Once the check is signed, I must be sure that it is really signed. At my
worst, I have opened and closed the vinyl check holder again and again,
seeing my signature each time, yet unable to feel certain. I’ve left the
table, only to return to check again. And again.

Help is available, in the form of a therapy called exposure response
prevention. As the name suggests, the technique calls for exposing
people with obsessive-compulsive disorder to situations that trigger
obsessions, then preventing them from acting on them. The therapy
addresses low-level anxieties, and works up from there.

With restaurant cleanliness, for example, a therapist might have an
client rate his anxiety about challenges ranging from simply touching
spotted silverware to eating from a spotted plate. Then the therapist
would ask him to face those situations while fighting the compulsion to
clean or replace spotted items.

The therapy attempts to alter behavior, but it appears to alter much
more than that. Dr. Sanjaya Saxena, the director of a program for
obsessive-compulsive disorders at the University of California at San
Diego, said that exposure response prevention therapy “certainly is
changing the brain at the molecular level — that is, at the level of
particular proteins that are expressed and created and on the level of
neurotransmitter function.” In that sense, he said, “behavioral therapy
is biological therapy.”

I am no brain scientist.
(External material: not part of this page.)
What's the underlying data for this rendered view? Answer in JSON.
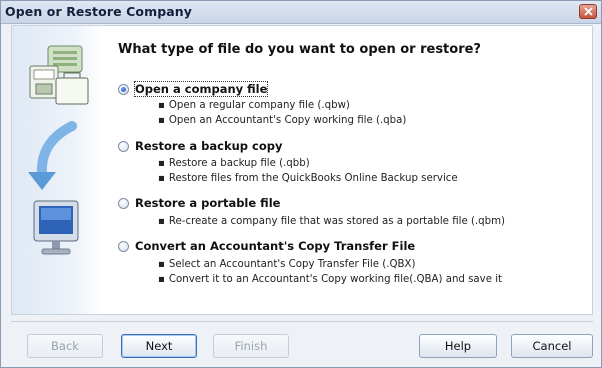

I understand almost nothing about proteins and
neurotransmitters. But my own extensive work with this particular form
of torture (that is, directed treatment), with medication, has
progressively allowed me to take back much of the life my disorder stole
from me.

Today I travel extensively, sharing my recovery story and working with
groups like the Obsessive Compulsive Foundation to raise awareness. In
my job as a radio news anchor, I don’t have to eat out much, but when
I’m on the road for work related to the disorder, I wind up eating in a
lot of restaurants. I can honestly say I’m starting to enjoy it. In
fact, while I still like ice water with my meal, I often find myself
drinking from the glass, not washing with it.

Now when I say check, please, I’m simply asking for my bill.